Hygrocybe lanecovensis is an Australian mushroom of the waxcap genus Hygrocybe. An endangered species, it is found only at Lane Cove Bushland Park in suburban Sydney.

==Taxonomy==
Hygrocybe lanecovensis was originally collected by Ray and Elma Kearney in Lane Cove Bushland Park in Sydney's suburban Lower North Shore district on 13 June 1998, and officially described by Australian mycologist Tony Young in 1999.

==Description==
It forms a small red mushroom; the cap is a vivid scarlet, convex in shape and is 1–2.3 cm in diameter. Its surface is sticky when young and less so with age. The edges of the cap are very narrowly yellow and crenulated. The thick gills are widely spaced and strongly decurrent. White initially, they can be slightly yellow with age. They can be seen through the edges of the cap. The stipe is 2.5–5 cm tall and 0.2-0.5 cm wide.

===Similar species===
The related Hygrocybe kula, found in Royal National Park as well as Lane Cove Bushland Park, is similar in being red with decurrent gills, but its gills are more creamy and not visible through the cap surface.
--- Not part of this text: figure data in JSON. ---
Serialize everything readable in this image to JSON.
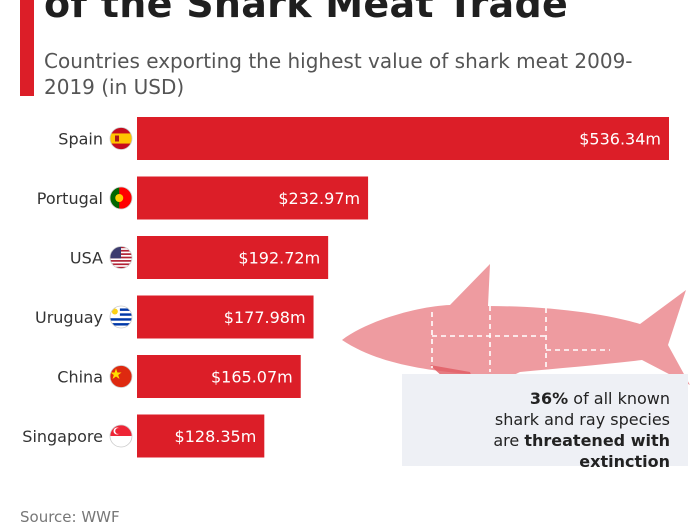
{
  "header": {
    "title": "of the Shark Meat Trade",
    "subtitle": "Countries exporting the highest value of shark meat 2009-2019 (in USD)"
  },
  "chart_data": {
    "type": "bar",
    "orientation": "horizontal",
    "categories": [
      "Spain",
      "Portugal",
      "USA",
      "Uruguay",
      "China",
      "Singapore"
    ],
    "values": [
      536.34,
      232.97,
      192.72,
      177.98,
      165.07,
      128.35
    ],
    "value_labels": [
      "$536.34m",
      "$232.97m",
      "$192.72m",
      "$177.98m",
      "$165.07m",
      "$128.35m"
    ],
    "flag_icons": [
      "spain-flag-icon",
      "portugal-flag-icon",
      "usa-flag-icon",
      "uruguay-flag-icon",
      "china-flag-icon",
      "singapore-flag-icon"
    ],
    "bar_color": "#dc1e28",
    "grid": false
  },
  "annotation": {
    "highlight": "36%",
    "text1": " of all known",
    "text2": "shark and ray species",
    "text3": "are ",
    "emphasis": "threatened with extinction"
  },
  "source": "Source: WWF",
  "colors": {
    "accent": "#dc1e28",
    "shark": "#e87a80",
    "box": "#eef0f5"
  }
}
It has a yellow base to the stem. Hygrocybe miniata mushrooms are red but have adnate rather than decurrent gills.

==Habitat and distribution==
Fruit bodies appear in sandy soil among leaf litter in wet sclerophyll forest or warm-temperate rainforest in cooler months, with collections recorded in June and August. It was listed by the NSW Government as endangered in 2002. Searches of similar habitat in surrounding areas have failed to locate the fungus, hence Lane Cove Bushland Park remains its only location. It is possibly threatened by pollutants in runoff from surrounding urban areas.